Noch widerlicher wird das Bild durch die häufigen Gebrechen, die man überall gewahrt, und worunter ganz besonders die Elephantiasis in schreckliche Klumpfüße ausartet; an Blindheit und andern Uebeln ist auch kein Mangel vorhanden. Ja sogar auf Hunde und Katzen, die in großer Anzahl in den Gassen umher laufen, erstreckt sich die allgemeine Häßlichkeit — auch diese sind meist schäbig, oder voll Wunden und Räuden.
Hierher möchte ich jeden Reisenden zaubern, der vor dem Betreten der Gassen Konstantinopels zurückschreckt, der von dieser Stadt behauptet, der Anblick des Innern zerstöre den Eindruck des Aeußern.
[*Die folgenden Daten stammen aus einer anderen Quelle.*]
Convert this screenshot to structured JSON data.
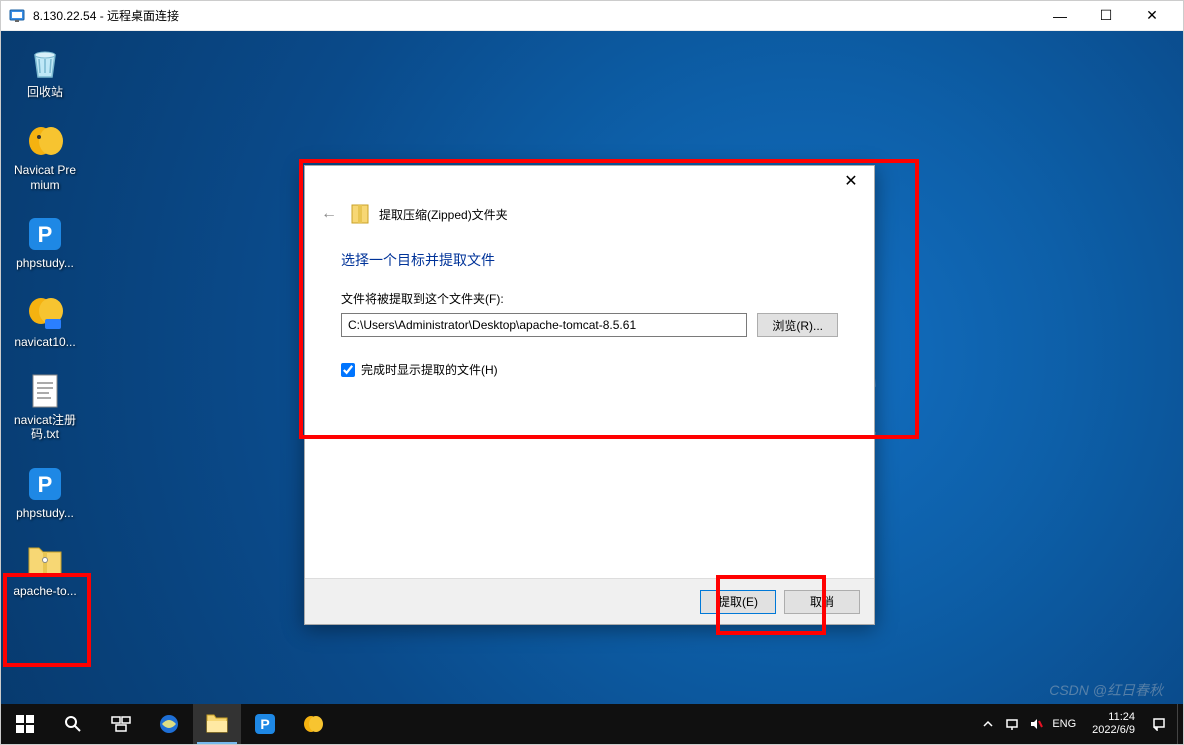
{
  "rdp": {
    "title": "8.130.22.54 - 远程桌面连接"
  },
  "desktop_icons": [
    {
      "name": "recycle-bin",
      "label": "回收站"
    },
    {
      "name": "navicat-premium",
      "label": "Navicat Premium"
    },
    {
      "name": "phpstudy-1",
      "label": "phpstudy..."
    },
    {
      "name": "navicat-10",
      "label": "navicat10..."
    },
    {
      "name": "navicat-reg-txt",
      "label": "navicat注册码.txt"
    },
    {
      "name": "phpstudy-2",
      "label": "phpstudy..."
    },
    {
      "name": "apache-tomcat-zip",
      "label": "apache-to..."
    }
  ],
  "dialog": {
    "header": "提取压缩(Zipped)文件夹",
    "title": "选择一个目标并提取文件",
    "field_label": "文件将被提取到这个文件夹(F):",
    "path": "C:\\Users\\Administrator\\Desktop\\apache-tomcat-8.5.61",
    "browse": "浏览(R)...",
    "checkbox_label": "完成时显示提取的文件(H)",
    "checkbox_checked": true,
    "extract_btn": "提取(E)",
    "cancel_btn": "取消"
  },
  "taskbar": {
    "lang": "ENG",
    "time": "11:24",
    "date": "2022/6/9"
  },
  "watermark": "CSDN @红日春秋"
}
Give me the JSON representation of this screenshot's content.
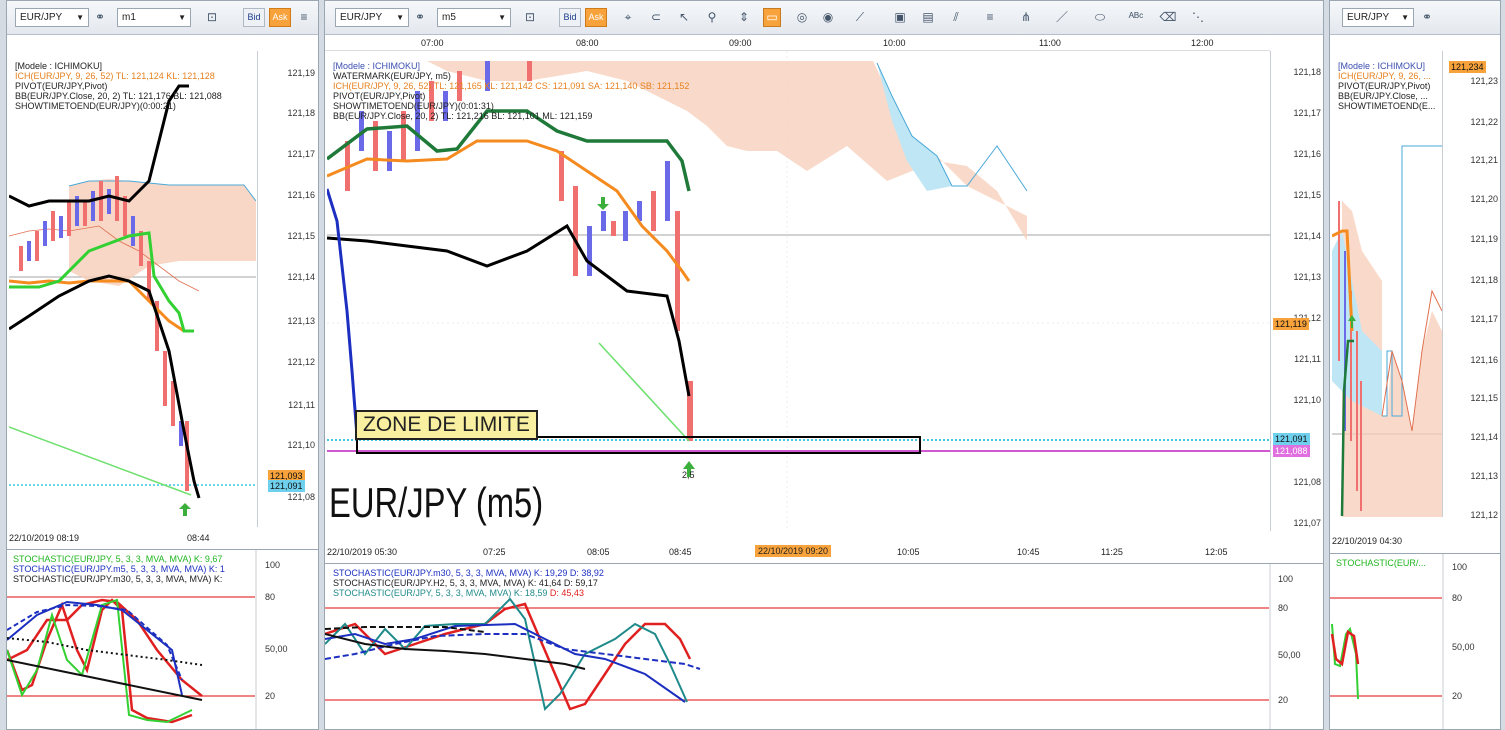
{
  "left": {
    "symbol": "EUR/JPY",
    "timeframe": "m1",
    "bid": "Bid",
    "ask": "Ask",
    "legend": [
      {
        "text": "[Modele : ICHIMOKU]",
        "color": "#3a4fb0"
      },
      {
        "text": "ICH(EUR/JPY, 9, 26, 52)  TL: 121,124  KL: 121,128",
        "color": "#e6801e"
      },
      {
        "text": "PIVOT(EUR/JPY,Pivot)",
        "color": "#111111"
      },
      {
        "text": "BB(EUR/JPY.Close, 20, 2)  TL: 121,176  BL: 121,088",
        "color": "#111111"
      },
      {
        "text": "SHOWTIMETOEND(EUR/JPY)(0:00:21)",
        "color": "#111111"
      }
    ],
    "yticks": [
      "121,19",
      "121,18",
      "121,17",
      "121,16",
      "121,15",
      "121,14",
      "121,13",
      "121,12",
      "121,11",
      "121,10",
      "121,09",
      "121,08"
    ],
    "tag_orange": "121,093",
    "tag_cyan": "121,091",
    "xlabels": [
      "22/10/2019 08:19",
      "08:44"
    ],
    "stoch_legend": [
      {
        "text": "STOCHASTIC(EUR/JPY, 5, 3, 3, MVA, MVA)  K: 9,67",
        "color": "#1fb51f"
      },
      {
        "text": "STOCHASTIC(EUR/JPY.m5, 5, 3, 3, MVA, MVA)  K: 1",
        "color": "#1c2fc0"
      },
      {
        "text": "STOCHASTIC(EUR/JPY.m30, 5, 3, 3, MVA, MVA)  K:",
        "color": "#111111"
      }
    ],
    "stoch_ticks": [
      "100",
      "80",
      "50,00",
      "20"
    ]
  },
  "center": {
    "symbol": "EUR/JPY",
    "timeframe": "m5",
    "bid": "Bid",
    "ask": "Ask",
    "top_times": [
      "07:00",
      "08:00",
      "09:00",
      "10:00",
      "11:00",
      "12:00"
    ],
    "legend": [
      {
        "text": "[Modele : ICHIMOKU]",
        "color": "#3a4fb0"
      },
      {
        "text": "WATERMARK(EUR/JPY, m5)",
        "color": "#111111"
      },
      {
        "text": "ICH(EUR/JPY, 9, 26, 52)  TL: 121,165  KL: 121,142   CS: 121,091   SA: 121,140   SB: 121,152",
        "color": "#e6801e"
      },
      {
        "text": "PIVOT(EUR/JPY,Pivot)",
        "color": "#111111"
      },
      {
        "text": "SHOWTIMETOEND(EUR/JPY)(0:01:31)",
        "color": "#111111"
      },
      {
        "text": "BB(EUR/JPY.Close, 20, 2)  TL: 121,216  BL: 121,101  ML: 121,159",
        "color": "#111111"
      }
    ],
    "yticks": [
      "121,18",
      "121,17",
      "121,16",
      "121,15",
      "121,14",
      "121,13",
      "121,12",
      "121,11",
      "121,10",
      "121,09",
      "121,08",
      "121,07"
    ],
    "tag_orange": "121,119",
    "tag_cyan": "121,091",
    "tag_magenta": "121,088",
    "zone_label": "ZONE DE LIMITE",
    "watermark": "EUR/JPY (m5)",
    "arrow_label": "2,5",
    "xlabels": [
      "22/10/2019 05:30",
      "07:25",
      "08:05",
      "08:45",
      "10:05",
      "10:45",
      "11:25",
      "12:05"
    ],
    "cursor_time": "22/10/2019 09:20",
    "stoch_legend": [
      {
        "text": "STOCHASTIC(EUR/JPY.m30, 5, 3, 3, MVA, MVA)  K: 19,29  D: 38,92",
        "color": "#1c2fc0"
      },
      {
        "text": "STOCHASTIC(EUR/JPY.H2, 5, 3, 3, MVA, MVA)  K: 41,64  D: 59,17",
        "color": "#111111"
      },
      {
        "text": "STOCHASTIC(EUR/JPY, 5, 3, 3, MVA, MVA)  K: 18,59",
        "color": "#1f8a8a"
      },
      {
        "text": "D: 45,43",
        "color": "#e02020"
      }
    ],
    "stoch_ticks": [
      "100",
      "80",
      "50,00",
      "20"
    ]
  },
  "right": {
    "symbol": "EUR/JPY",
    "legend": [
      {
        "text": "[Modele : ICHIMOKU]",
        "color": "#3a4fb0"
      },
      {
        "text": "ICH(EUR/JPY, 9, 26, ...",
        "color": "#e6801e"
      },
      {
        "text": "PIVOT(EUR/JPY,Pivot)",
        "color": "#111111"
      },
      {
        "text": "BB(EUR/JPY.Close, ...",
        "color": "#111111"
      },
      {
        "text": "SHOWTIMETOEND(E...",
        "color": "#111111"
      }
    ],
    "yticks": [
      "121,23",
      "121,22",
      "121,21",
      "121,20",
      "121,19",
      "121,18",
      "121,17",
      "121,16",
      "121,15",
      "121,14",
      "121,13",
      "121,12"
    ],
    "tag_orange": "121,234",
    "xlabels": [
      "22/10/2019 04:30"
    ],
    "stoch_legend": [
      {
        "text": "STOCHASTIC(EUR/...",
        "color": "#1fb51f"
      }
    ],
    "stoch_ticks": [
      "100",
      "80",
      "50,00",
      "20"
    ]
  }
}
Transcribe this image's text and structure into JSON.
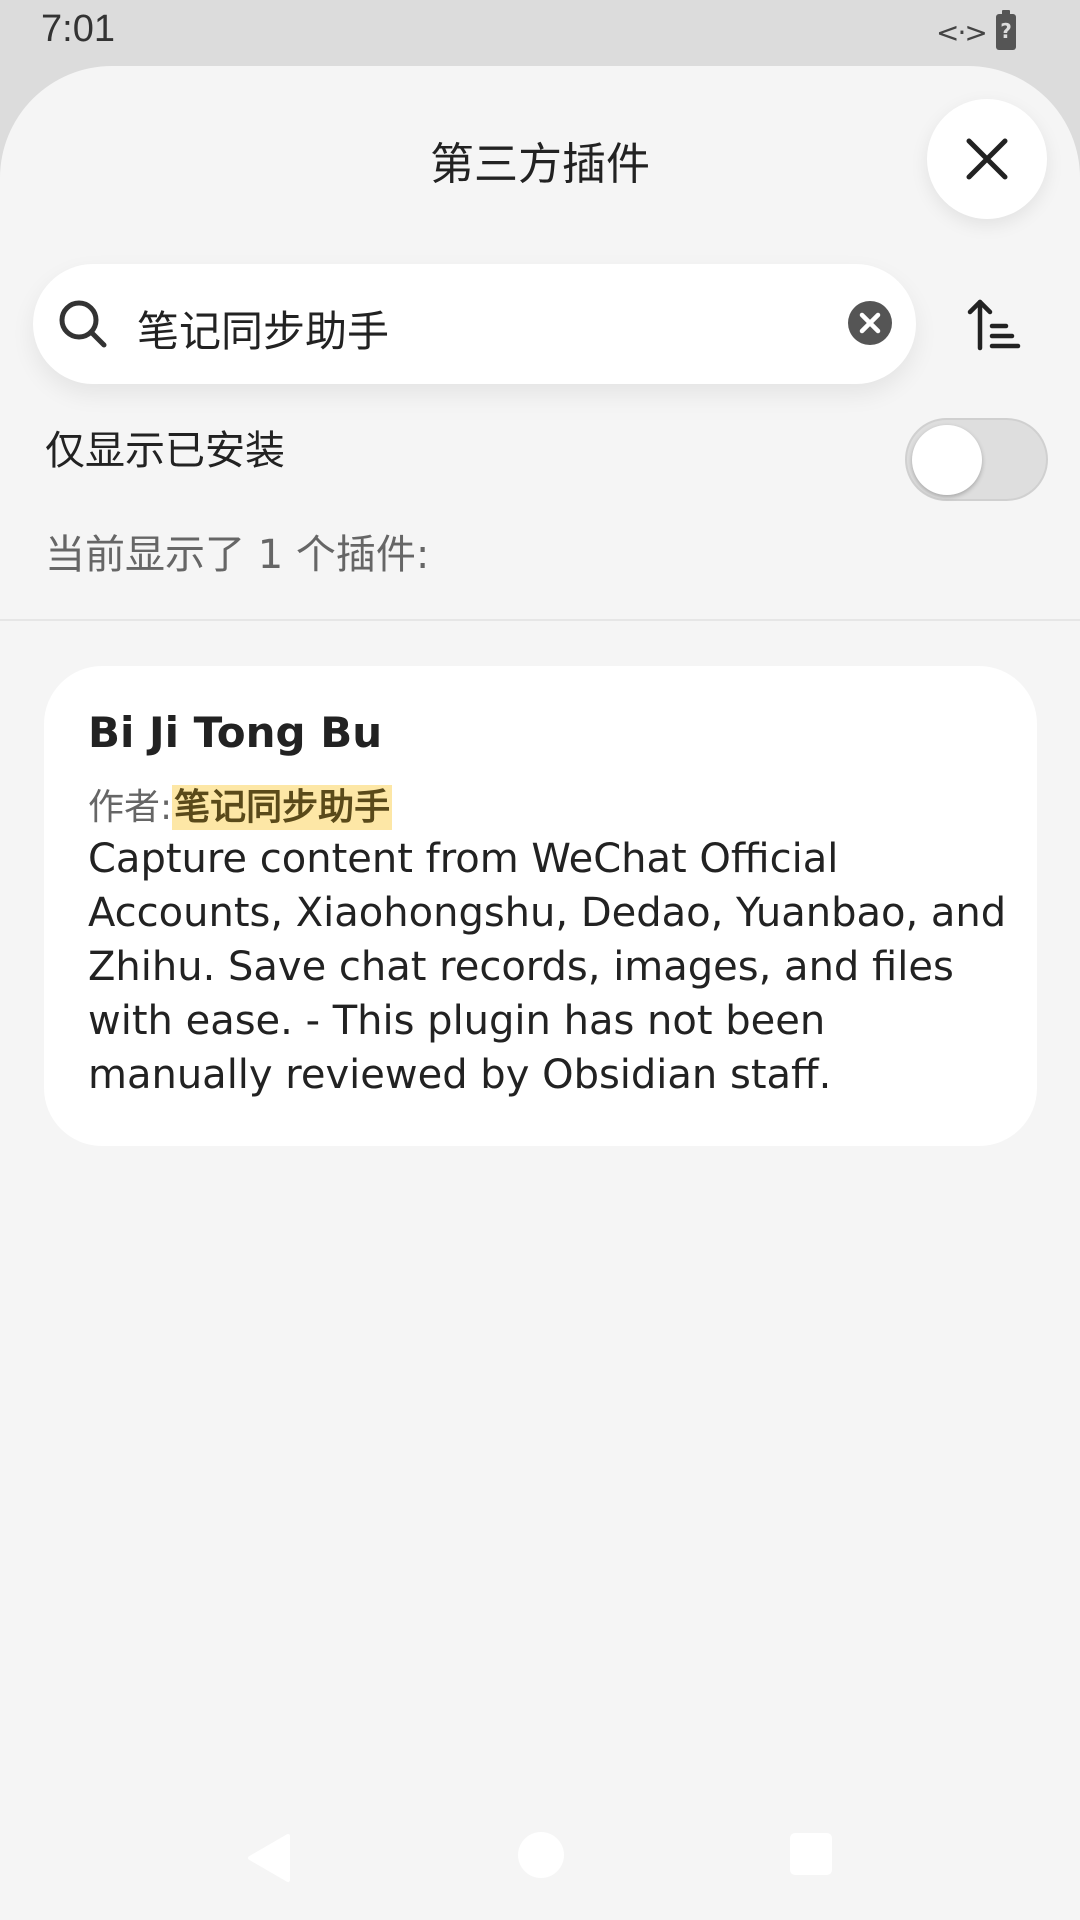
{
  "status_bar": {
    "time": "7:01",
    "data_indicator": "<·>",
    "battery_glyph": "?"
  },
  "sheet": {
    "title": "第三方插件"
  },
  "search": {
    "value": "笔记同步助手"
  },
  "filters": {
    "installed_only_label": "仅显示已安装",
    "installed_only_enabled": false
  },
  "results": {
    "count_text": "当前显示了 1 个插件:"
  },
  "plugins": [
    {
      "name": "Bi Ji Tong Bu",
      "author_label": "作者:",
      "author": "笔记同步助手",
      "description": "Capture content from WeChat Official Accounts, Xiaohongshu, Dedao, Yuanbao, and Zhihu. Save chat records, images, and files with ease. - This plugin has not been manually reviewed by Obsidian staff."
    }
  ],
  "colors": {
    "background": "#f5f5f5",
    "card": "#ffffff",
    "highlight": "#fde7a6",
    "toggle_off": "#dedede"
  },
  "icons": [
    "search-icon",
    "clear-icon",
    "close-icon",
    "sort-icon",
    "back-icon",
    "home-icon",
    "recents-icon"
  ]
}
Es ist wahr, daß das Innere Konstantinopels auch höchst unrein ist, daß die vielen kleinen Häuser, die engen Gassen und holprigen Wege, die gartigen Hunde u.s.w. dem Beschauer nicht sehr malerisch erscheinen; — doch bald stößt er wieder auf herrliche Bauten maurischer und römischer Zeiten, auf wundervolle Moscheen und majestätische Palläste, und setzt seine Wanderungen fort durch unermeßliche Friedhöfe und träumerische Cypreseen-Wälder. Er tritt ausweichend zur Seite vor einem Pascha oder hohen Priester, der auf stolzem Rosse reitet und von glänzender Dienerschaft umgeben ist, — er begegnet Turken, in edle Tracht gehüllt, Türkinnen, deren Feueraugen durch den Schleier glänzen, — er sieht Perser mit hohen Mützen, Araber mit edlen Gesichtsbildungen, dazwischen Derwische mit Narrenmützen und gefalteten Weiberröcken, und von Zeit zu Zeit herrlich bemalte, vergoldete Wagen, von prächtig geschirrten Ochsen gezogen. — Dies Alles sind Erscheinungen, die reichlich entschädigen für das Häßliche, das man hie und da erschaut. Dagegen findet man im Innern Rio de Janeiro's nichts, das erfreuen und entschädigen kann, sondern überall tritt hier nur Ekelhaftes und Widerliches vor die Augen.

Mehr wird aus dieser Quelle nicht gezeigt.